Sunday, June 14, 2009

Father-Daughter Paint Night


The oil painting above is 4x5 feet and was painted in 3 hours. Normally a painting this size would take me months.

It starts with a quick home cooked meal. Crab cakes and a simple salad. I open a bottle of wine and listen to the gurgle of the first fast pour. Dad cracks the pop of a cold PBR and takes a satisfying sip. There’s excitement in the air because tonight the two of us are going to create a painting. It a giant white canvas--I mean this thing is big. It rests directly on the floor and leans against the wall. No easel could support it. I turn The Stones up a little louder on the stereo while dad adjusts the lighting. The room is now very bright and it’s late and dark outside. We’ve done this a few times before. Sometimes we start with a photograph, the painting above we call Elk Creek. It’s on property our family owns in the mountains of North Carolina. The photo was taken in early fall just as the leaves were really starting to change. Or sometimes we’ll create something totally abstract--just because it’s fun to sling paint and see what happens.

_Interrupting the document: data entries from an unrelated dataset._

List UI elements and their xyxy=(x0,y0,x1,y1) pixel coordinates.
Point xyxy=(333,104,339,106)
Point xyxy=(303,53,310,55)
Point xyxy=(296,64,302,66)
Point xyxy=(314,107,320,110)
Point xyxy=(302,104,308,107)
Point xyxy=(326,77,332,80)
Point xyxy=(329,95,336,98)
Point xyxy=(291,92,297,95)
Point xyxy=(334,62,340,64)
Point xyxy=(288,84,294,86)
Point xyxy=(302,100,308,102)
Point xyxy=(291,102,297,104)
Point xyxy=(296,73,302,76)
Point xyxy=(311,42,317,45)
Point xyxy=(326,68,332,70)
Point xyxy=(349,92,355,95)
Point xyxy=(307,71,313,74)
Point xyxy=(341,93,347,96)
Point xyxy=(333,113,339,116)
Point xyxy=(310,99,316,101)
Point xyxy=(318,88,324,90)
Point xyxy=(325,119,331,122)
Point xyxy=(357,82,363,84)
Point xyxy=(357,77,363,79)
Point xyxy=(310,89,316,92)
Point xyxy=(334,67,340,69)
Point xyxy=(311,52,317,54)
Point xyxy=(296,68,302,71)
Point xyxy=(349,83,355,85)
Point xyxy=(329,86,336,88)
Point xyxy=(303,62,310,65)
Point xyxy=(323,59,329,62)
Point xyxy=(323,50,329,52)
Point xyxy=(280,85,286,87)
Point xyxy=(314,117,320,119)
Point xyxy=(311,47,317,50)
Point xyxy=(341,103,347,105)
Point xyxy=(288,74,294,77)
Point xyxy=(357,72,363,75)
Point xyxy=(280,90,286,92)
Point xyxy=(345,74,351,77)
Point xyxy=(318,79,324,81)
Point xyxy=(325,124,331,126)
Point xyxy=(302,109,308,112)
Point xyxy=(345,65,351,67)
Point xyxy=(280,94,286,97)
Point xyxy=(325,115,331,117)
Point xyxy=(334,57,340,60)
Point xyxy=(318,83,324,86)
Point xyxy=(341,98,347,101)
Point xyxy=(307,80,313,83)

There aren’t any real rules. Dad will sketch out the horizon line. I’ll squirt some green and blue paint onto my palette. Pick out a paintbrush and GO! It’s fast and furious. We paint like crazy people. The music is loud, really loud. No close neighbors out in Hillsborough to complain. I’ll create leaves on a tree that hasn’t been painted yet while dad fills in the deep rust color of the ground. After about an hour it’s starting to take form. It takes that long just to get paint over most of the large canvas. We’ll step back ten feet to get a good view of our progress. Make some suggestions, grab another beer, change the CD and hit it hard again. About two hours into it I’m covered in paint. All I can smell is the nutty linseed oil and the sharp note of oil paints. It’s really starting to take shape and I’m having a hell of a lot of fun. Dad starts critiquing my paint application and I tell him to shut-up and work on his shading. Somehow in the midst of it all, a random blob of yellow ended up in the creek. Neither of us know where it came from, probably a glob of yellow paint intended to be a leaf but fell onto the blue of the water. We decide that we love it and leave it to be. Sometimes art creates itself and you just get to be a part of it all. After 3 hours neither of us can believe how incredible our painting looks. Maybe it’s the booze, maybe we’re both high from all the paint fumes. But each time I’m incredibly shocked at what we’ve created. I would never have been able to paint this on my own, and the same for my dad. We each bring something to the canvas that is special. My mom can usually tell who painted what, but she’s known us for our entire creative lives. Others can’t tell all at. Somehow our brushstrokes and color choices are able to work together, as different as fingerprints but all on the same hand. We’ll price our paintings out loud. “This one is definitely worth $3K easy!” “No, there’s no way I’m letting it go for less than 5.” But we’ll end up donating it to a charity auction. The one below is being sold at A Tasteful Affair this year, a benefit for the Ronald McDonald House if you’d like to have a look in person.



One day dad and I hope to have a gallery showing of all our joint paintings. We’ll wear black and sip martinis and pretend that we knew exactly what we were doing every stoke of the way.